Carriera sotto Tiberio
modificaDi Petronio, cooptato augure nel 7[8], non sono noti gli inizi della carriera politica. Il primo incarico attestato è direttamente il consolato, ricoperto come suffetto da luglio a dicembre del 19 insieme a Marco Giunio Silano Torquato, affiliato alla casa imperiale in quanto marito della bisnipote di Augusto Emilia Lepida[9]. Sono noti alcuni provvedimenti intrapresi da Silano e Petronio come consoli: da una parte, è attestata una lex Iunia Petronia, che stabiliva che, in caso di parità di voti a favore e contro la libertà dei liberti manomessi, dovesse prevalere il voto a favore della libertà[10]; dall'altra essi dovettero fare i conti con la notizia della morte di Germanico, proclamando un iustitium il 10 dicembre e un primo senatusconsultum sugli onori da tributare al defunto poco dopo il 16 dicembre[11], mentre i preparativi per l'emanazione della lex de honoribus Germanici Caesaris furono affidati ai consoli designati per l'anno successivo[12].

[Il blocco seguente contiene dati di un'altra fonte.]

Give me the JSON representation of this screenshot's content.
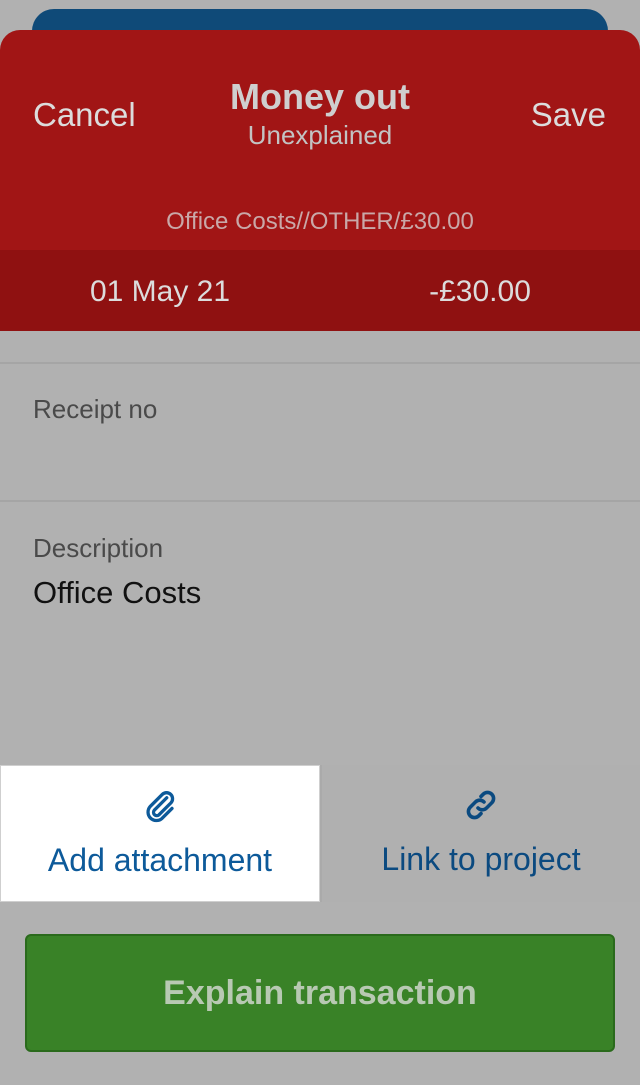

In seguito, Petronio è citato in uno spiacevole episodio datato alla fine del 21[13]: in casa proprio di Petronio il cavaliere Clutorio Prisco, che era stato premiato per un componimento poetico di lamentazione per la morte di Germanico, si esibì al cospetto della suocera di Petronio, Vitellia, e di altre nobildonne, declamando un nuovo poema scritto in lamentazione della prevista, ma non avvenuta, morte del gravemente malato Druso minore. Nonostante la testimonianza contraria di Vitellia e l'orazione clemente, sostenuta da Gaio Rubellio Blando, di Marco Emilio Lepido in senato, Clutorio fu condannato a morte per laesa maiestas su proposta di Decimo Aterio Agrippa, tra svariate dichiarazioni ambigue del lontano Tiberio.
L'incidente però non comportò disagi per Petronio. Probabilmente nel 29, egli fu estratto a sorte per sostituire lo stesso Lepido nell'importante incarico di proconsole d'Asia, che mantenne per sei anni fino all'arrivo del successore Marco Aurelio Cotta Massimo Messalino nel 35, un lungo mandato parallelo al sessenne proconsolato d'Africa ricoperto dal suo ex-collega console Silano[14][15]: del periodo del suo proconsolato sono giunte numerose monete[16] e anche, per i primi tre anni, tre lettere da lui indirizzate alla gherousia di Efeso in cui confermava e rinnovava i beneficia decretati alla città da Augusto e Tiberio[17].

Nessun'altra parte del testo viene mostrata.